38-Refika Bacı İle Yaratılan Medeniyet

Ailenin en büyüğü Refika ablaydı. Çok akıllı, becerikli ve özel yetenekleri olan birisiydi. Özellikle çocukken annesinin ölümünde yaşadığı acının etkisiyle mi, yoksa bir rahatsızlık sonucu mu tam bilinmez çocukluğundan beri net görememe sorunu vardı. Doktor yoktu, olsa bile muayeneye verecek para ile onu doktora götürecek adam yoktu. Bu yüzden, tedavi de olamamıştı.

Hasan dede beş çocuğun geçimini sağlamak için koştururken, Refika abla evin küçük yaşta ablası olma, annesi olma sorunluluğunu üstlenmişti. Daha kardeşi Ali küçük, hele diğerleri Emişen, Sultan ile Veysel ise çok küçüklerdi. Tüm bu çocuklara yarım yamalak bir gözle de olsa analık etmek Refika ablaya düşmüştü. Öyle becerikli, öyle akıllı birisiydi ki; kardeşi Hüseyin üniversiteyi bitirdiğinde bile birçok konuda O’ndan akıl almaya devam etti.

“Yok, kardeşim öyle olmaz, bak şuna dikkat et” dediğinde, bu söyledikleri çoğunlukla çıkardı. Genç kız olmuş, 30 yaşına gelmiş ve hala evlenmemişti. Kendini kardeşlerine adama düşüncesi, kısmetlerinin geri çevrilmesine sebep olmuştu. Herkes evlenip kendi düzenine kavuşunca, Hasan dede onun son kısmetine evet demişti. “Kızım bu kadar yeter, senin de yuva kurman gerekir. Doğrusu bu, bu nedenle ben münasip görüyorum. Bak o evin bir çocuğu, aklı başında bir hanıma ihtiyaçları var, sen onlara çeki düzen verirsin. Mutlu olursunuz inşallah.”

Refika ablanın kendisi de dahil, kimse bu evliliğe sıcak bakmamıştı. Ancak Hasan dede, duygusallıktan kurtularak gerçekçi bir karar vermişti.

Refika abla görme özürlü olduğu için evleneceği kişinin mutlaka bir özrü olmalıydı? Bu çok yerleşmiş bir algıydı. Sonuçta, Dursun enişte, yaşça Refika abladan daha küçük, ayağının birindeki sorunu nedeniyle aksak yürüyen ve sara (epileptik sorunu) hastalığı olan biriydi.

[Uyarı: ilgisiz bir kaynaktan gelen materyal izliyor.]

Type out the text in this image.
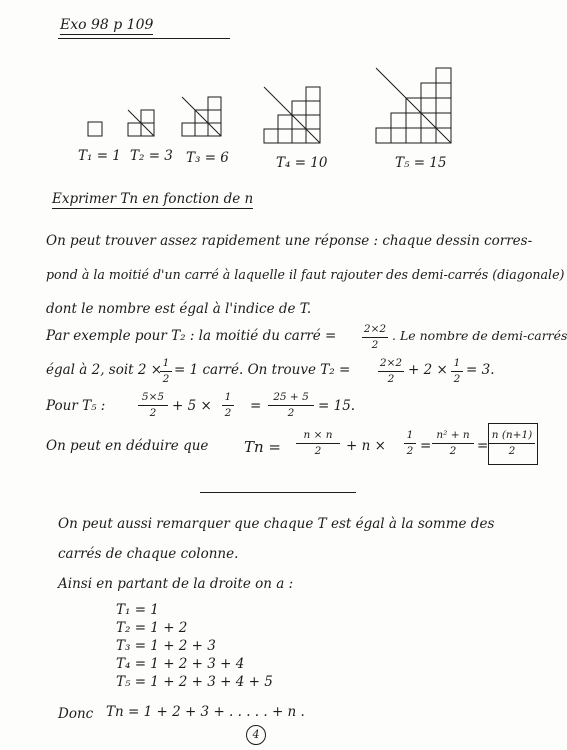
Exo 98 p 109
T₁ = 1 T₂ = 3 T₃ = 6	T₄ = 10	T₅ = 15
Exprimer Tn en fonction de n
On peut trouver assez rapidement une réponse : chaque dessin corres-
pond à la moitié d'un carré à laquelle il faut rajouter des demi-carrés (diagonale)
dont le nombre est égal à l'indice de T.
Par exemple pour T₂ : la moitié du carré =	2×2
2
. Le nombre de demi-carrés
égal à 2, soit 2 × 1
2
= 1 carré. On trouve T₂ =	2×2
2
+ 2 × 1
2
= 3.
Pour T₅ :
5×5
2	+ 5 ×
1
2 =
25 + 5
2	= 15.
On peut en déduire que Tn =
n × n
2	+ n ×
1
2 =
n² + n
2	=
n (n+1)
2
On peut aussi remarquer que chaque T est égal à la somme des
carrés de chaque colonne.
Ainsi en partant de la droite on a :
T₁ = 1
T₂ = 1 + 2
T₃ = 1 + 2 + 3
T₄ = 1 + 2 + 3 + 4
T₅ = 1 + 2 + 3 + 4 + 5
Donc Tn = 1 + 2 + 3 + . . . . . + n .
4
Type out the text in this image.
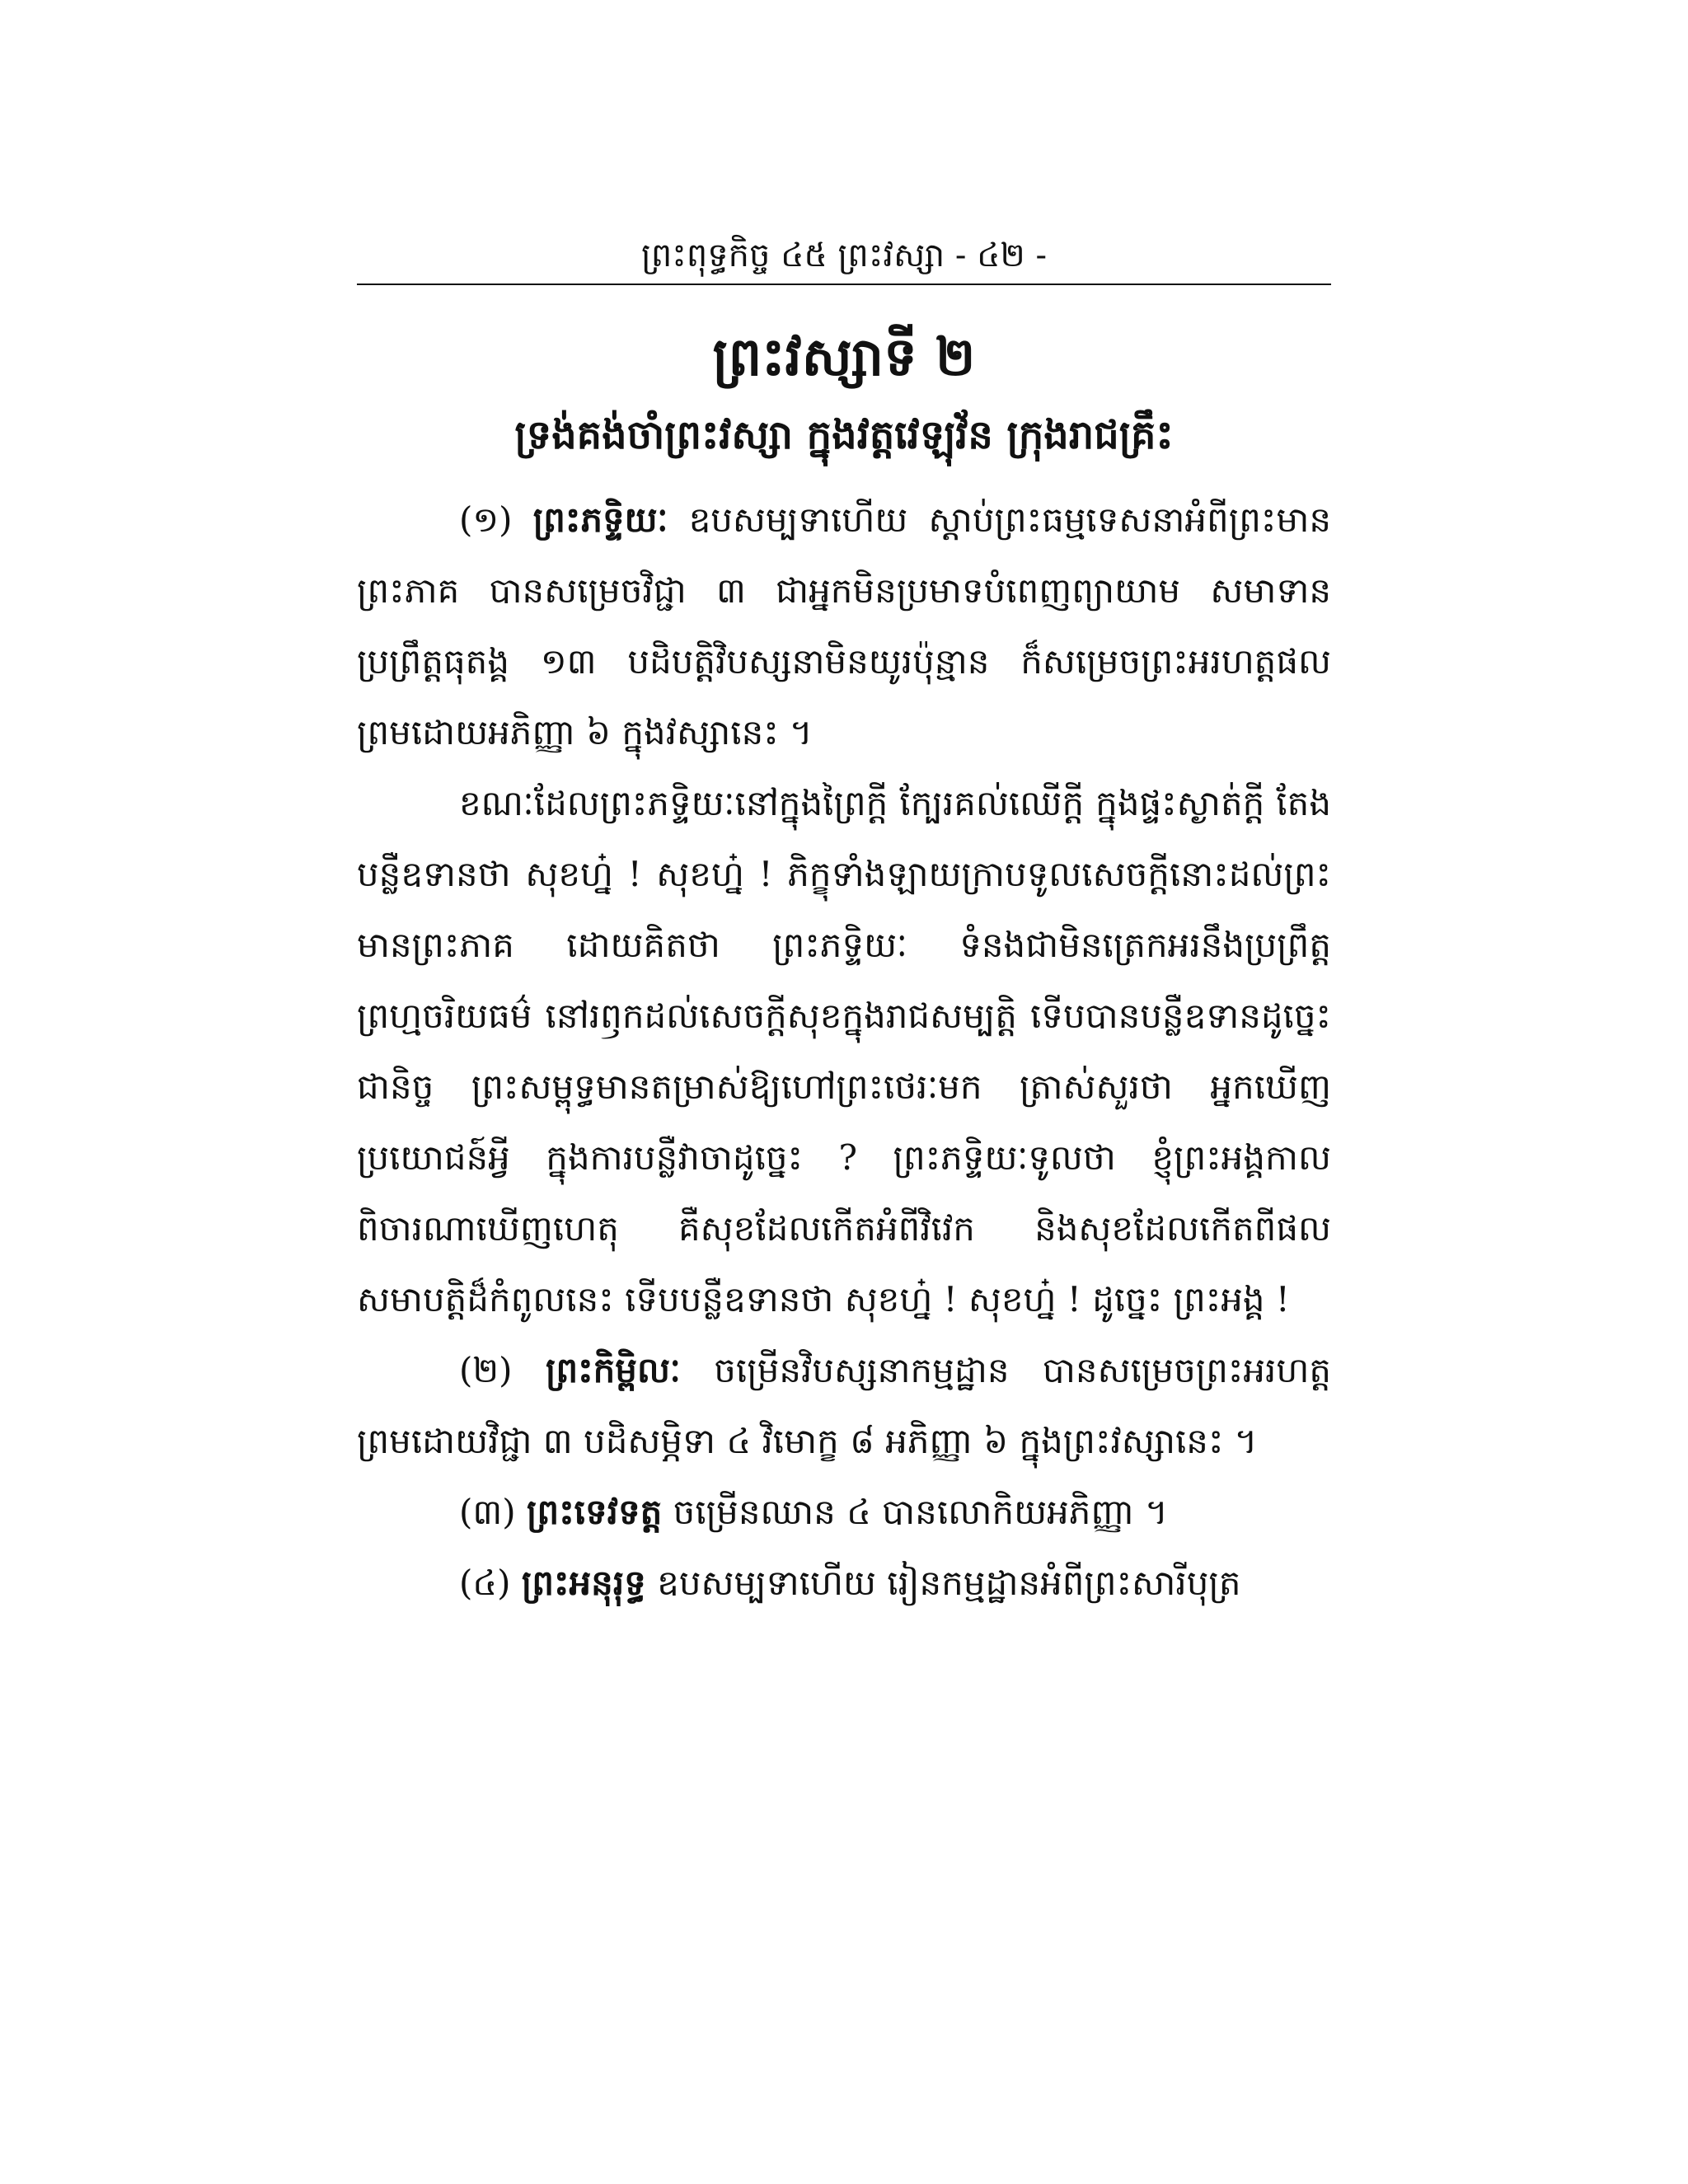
ព្រះពុទ្ធកិច្ច ៤៥ ព្រះវស្សា - ៤២ -
ព្រះវស្សាទី ២
ទ្រង់គង់ចាំព្រះវស្សា ក្នុងវត្តវេឡុវ័ន ក្រុងរាជគ្រឹះ

(១) ព្រះភទ្ទិយៈ ឧបសម្បទាហើយ ស្តាប់ព្រះធម្មទេសនាអំពីព្រះមានព្រះភាគ បានសម្រេចវិជ្ជា ៣ ជាអ្នកមិនប្រមាទបំពេញព្យាយាម សមាទានប្រព្រឹត្តធុតង្គ ១៣ បដិបត្តិវិបស្សនាមិនយូរប៉ុន្មាន ក៏សម្រេចព្រះអរហត្តផលព្រមដោយអភិញ្ញា ៦ ក្នុងវស្សានេះ ។

ខណៈដែលព្រះភទ្ទិយៈនៅក្នុងព្រៃក្តី ក្បែរគល់ឈើក្តី ក្នុងផ្ទះស្ងាត់ក្តី តែងបន្លឺឧទានថា សុខហ្ន៎ ! សុខហ្ន៎ ! ភិក្ខុទាំងឡាយក្រាបទូលសេចក្តីនោះដល់ព្រះមានព្រះភាគ ដោយគិតថា ព្រះភទ្ទិយៈ ទំនងជាមិនត្រេកអរនឹងប្រព្រឹត្តព្រហ្មចរិយធម៌ នៅរឭកដល់សេចក្តីសុខក្នុងរាជសម្បត្តិ ទើបបានបន្លឺឧទានដូច្នេះជានិច្ច ព្រះសម្ពុទ្ធមានតម្រាស់ឱ្យហៅព្រះថេរៈមក ត្រាស់សួរថា អ្នកឃើញប្រយោជន៍អ្វី ក្នុងការបន្លឺវាចាដូច្នេះ ? ព្រះភទ្ទិយៈទូលថា ខ្ញុំព្រះអង្គកាលពិចារណាឃើញហេតុ គឺសុខដែលកើតអំពីវិវេក និងសុខដែលកើតពីផលសមាបត្តិដ៏កំពូលនេះ ទើបបន្លឺឧទានថា សុខហ្ន៎ ! សុខហ្ន៎ ! ដូច្នេះ ព្រះអង្គ !

(២) ព្រះកិម្ពិលៈ ចម្រើនវិបស្សនាកម្មដ្ឋាន បានសម្រេចព្រះអរហត្តព្រមដោយវិជ្ជា ៣ បដិសម្ភិទា ៤ វិមោក្ខ ៨ អភិញ្ញា ៦ ក្នុងព្រះវស្សានេះ ។

(៣) ព្រះទេវទត្ត ចម្រើនឈាន ៤ បានលោកិយអភិញ្ញា ។

(៤) ព្រះអនុរុទ្ធ ឧបសម្បទាហើយ រៀនកម្មដ្ឋានអំពីព្រះសារីបុត្រ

Çok kısa sürede sadece Refika’ya değil, aileye bütünüyle bağlanmıştı. Öyle ki onlara aileden birisi ziyarete gittiğinde nerdeyse Refika abladan daha çok sevinirdi.

Hüseyin ilkokul beşe giderken Refika abla da Gemereğe gelin gitti. Başta tüm aile bu duruma çok üzülmüştü. Çünkü, ablalarının hiç evlenmeyeceği, evde hep onlarla olacağı kanısı yerleşmişti.

Refika abla Hasan dedenin ifade ettiği gibi kısa bir sürede gittiği yerin, yeni ailenin de akıl danesi (hocası) olmuştu. Kayın babası Mulla emmi, kayın validesi Zeliha teyze, küçük kızları Dilek, tüm aile onun etrafında pervane olmaya başlamıştı.

Mulla emminin bir at arabası vardı. Aldığı pazen, basma, kabut gibi çeşitli kumaşları, arabayla dolaşarak ev ev, köy köy satardı.  Kendisine Pırtıcı Mulla derlerdi. Yani metre işi kumaş satar, alacağını kara kaplı bir deftere veresiye olarak yazardı. Alışverişin yarıdan fazlası arpa buğday karşılığı veresiye idi. Ama çok sevilir, çok iş yapardı. Eğitim görmediği, yardımcısı da olmadığı halde ticarete yatkın, becerikli birisiydi.

Refika abla aileyi kısa sürede öyle yönlendirmeye başlamıştı ki, Mulla emminin işleri kat kat artmıştı. Çok sürmeden kıt kanaat geçinen ev olmaktan çıkıp o mahallenin sayılı evleri arasına girmeyi başarmışlardı.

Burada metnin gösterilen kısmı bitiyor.